[ROCm] support Radeon™ 7900 series (gfx1100) without using flash-attention (vllm-project#2768)

hongxiayang · jimpang · commit dafb3d2ed746 · 2024-03-04T19:47:56.000+08:00
diff --git a/Dockerfile.rocm b/Dockerfile.rocm
@@ -17,6 +17,12 @@ RUN echo "FA_GFX_ARCHS is $FA_GFX_ARCHS"
 ARG FA_BRANCH="3d2b6f5"
 RUN echo "FA_BRANCH is $FA_BRANCH"
 
+# whether to build flash-attention
+# if 0, will not build flash attention
+# this is useful for gfx target where flash-attention is not supported
+# In that case, we need to use the python reference attention implementation in vllm
+ARG BUILD_FA="1"
+
 # Install some basic utilities
 RUN apt-get update && apt-get install python3 python3-pip -y
 
@@ -50,7 +56,8 @@ ENV LD_LIBRARY_PATH=$LD_LIBRARY_PATH:/opt/rocm/lib/:/libtorch/lib:
 ENV CPLUS_INCLUDE_PATH=$CPLUS_INCLUDE_PATH:/libtorch/include:/libtorch/include/torch/csrc/api/include/:/opt/rocm/include/:
 
 # Install ROCm flash-attention
-RUN mkdir libs \
+RUN if [ "$BUILD_FA" == "1" ]; then \
+    mkdir libs \
     && cd libs \
     && git clone https://github.com/ROCmSoftwarePlatform/flash-attention.git \
     && cd flash-attention \
@@ -60,7 +67,8 @@ RUN mkdir libs \
     && if [ "$BASE_IMAGE" = "rocm/pytorch:rocm5.7_ubuntu22.04_py3.10_pytorch_2.0.1" ]; then \
         patch /opt/conda/envs/py_3.10/lib/python3.10/site-packages/torch/utils/hipify/hipify_python.py hipify_patch.patch; fi \
     && python3 setup.py install \
-    && cd ..
+    && cd ..; \
+    fi
 
 COPY ./ /app/vllm
 
@@ -75,7 +83,8 @@ RUN if [ "$BASE_IMAGE" = "rocm/pytorch:rocm6.0_ubuntu20.04_py3.9_pytorch_2.1.1"
 RUN cd /app \
     && cd vllm \
     && pip install -U -r requirements-rocm.txt \
-    && bash patch_xformers.rocm.sh \
+    && if [ "$BUILD_FA" == "1" ]; then \
+       bash patch_xformers.rocm.sh; fi \
     && patch /opt/rocm/include/hip/amd_detail/amd_hip_bf16.h /app/vllm/rocm_patch/rocm_bf16.patch \
     && python3 setup.py install \
     && cd ..
diff --git a/docs/source/getting_started/amd-installation.rst b/docs/source/getting_started/amd-installation.rst
@@ -12,7 +12,7 @@ Requirements
 
 * OS: Linux
 * Python: 3.8 -- 3.11
-* GPU: MI200s (gfx90a), MI300 (gfx942)
+* GPU: MI200s (gfx90a), MI300 (gfx942), Radeon RX 7900 series (gfx1100)

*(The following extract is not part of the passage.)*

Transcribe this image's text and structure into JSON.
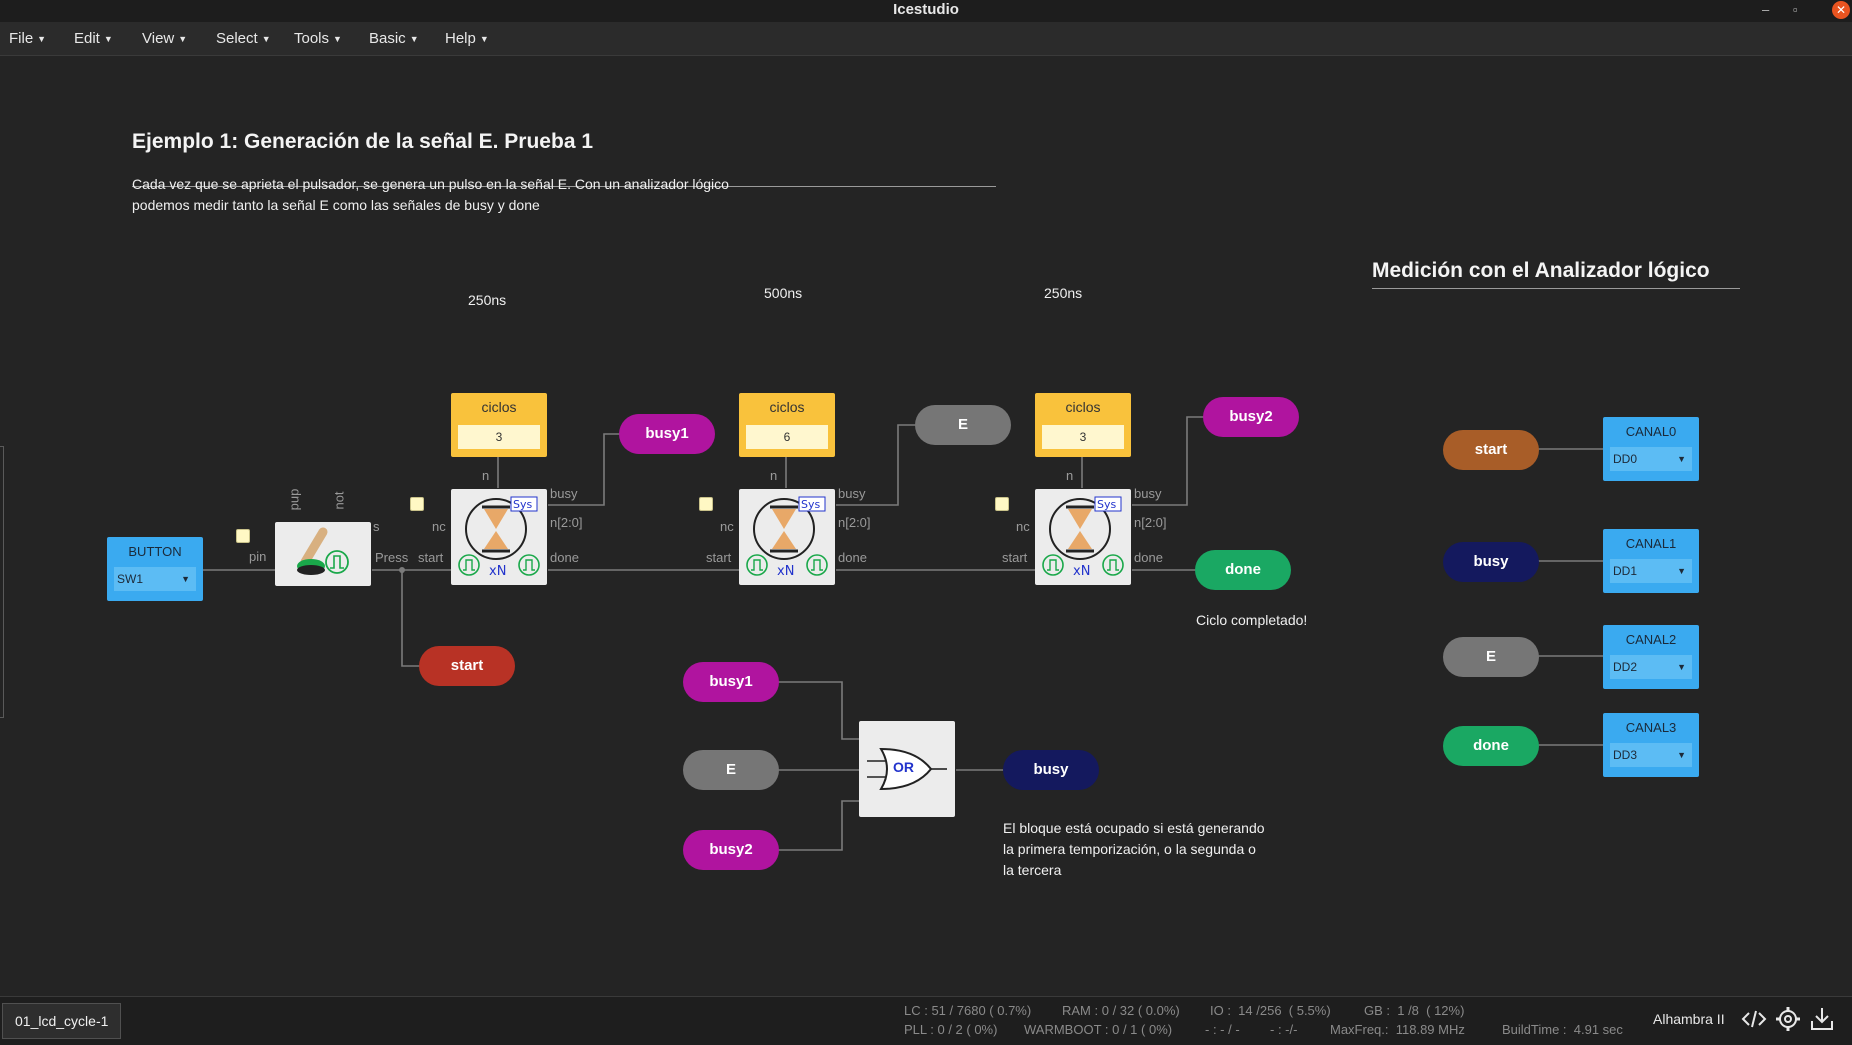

 * Pytorch 2.0.1/2.1.1/2.2
 * ROCm 5.7 (Verified on python 3.10) or ROCm 6.0 (Verified on python 3.9)
 
@@ -105,6 +105,7 @@ The `Dokerfile.rocm` is designed to support both ROCm 5.7 and ROCm 6.0 and later
 * `BASE_IMAGE`: specifies the base image used when running ``docker build``, specifically the PyTorch on ROCm base image. We have tested ROCm 5.7 and ROCm 6.0. The default is `rocm/pytorch:rocm6.0_ubuntu20.04_py3.9_pytorch_2.1.1`
 * `FX_GFX_ARCHS`: specifies the GFX architecture that is used to build flash-attention, for example, `gfx90a;gfx942` for MI200 and MI300. The default is `gfx90a;gfx942`
 * `FA_BRANCH`: specifies the branch used to build the flash-attention in `ROCmSoftwarePlatform's flash-attention repo <https://github.com/ROCmSoftwarePlatform/flash-attention>`_. The default is `3d2b6f5`
+* `BUILD_FA`: specifies whether to build flash-attention. For `Radeon RX 7900 series (gfx1100) <https://rocm.docs.amd.com/projects/radeon/en/latest/index.html>`_, this should be set to 0 before flash-attention supports this target.
 
 Their values can be passed in when running ``docker build`` with ``--build-arg`` options.
 
diff --git a/setup.py b/setup.py
@@ -24,7 +24,7 @@
 
 # Supported NVIDIA GPU architectures.
 NVIDIA_SUPPORTED_ARCHS = {"7.0", "7.5", "8.0", "8.6", "8.9", "9.0"}
-ROCM_SUPPORTED_ARCHS = {"gfx90a", "gfx942"}
+ROCM_SUPPORTED_ARCHS = {"gfx90a", "gfx942", "gfx1100"}
 # SUPPORTED_ARCHS = NVIDIA_SUPPORTED_ARCHS.union(ROCM_SUPPORTED_ARCHS)
 
 
diff --git a/vllm/model_executor/layers/attention.py b/vllm/model_executor/layers/attention.py
@@ -1,6 +1,7 @@
 """Multi-head attention."""
 from typing import List, Optional
 
+import importlib
 import torch
 import torch.nn as nn
 from xformers import ops as xops
@@ -58,6 +59,40 @@ def __init__(
             raise ValueError(f"head_size ({self.head_size}) is not supported. "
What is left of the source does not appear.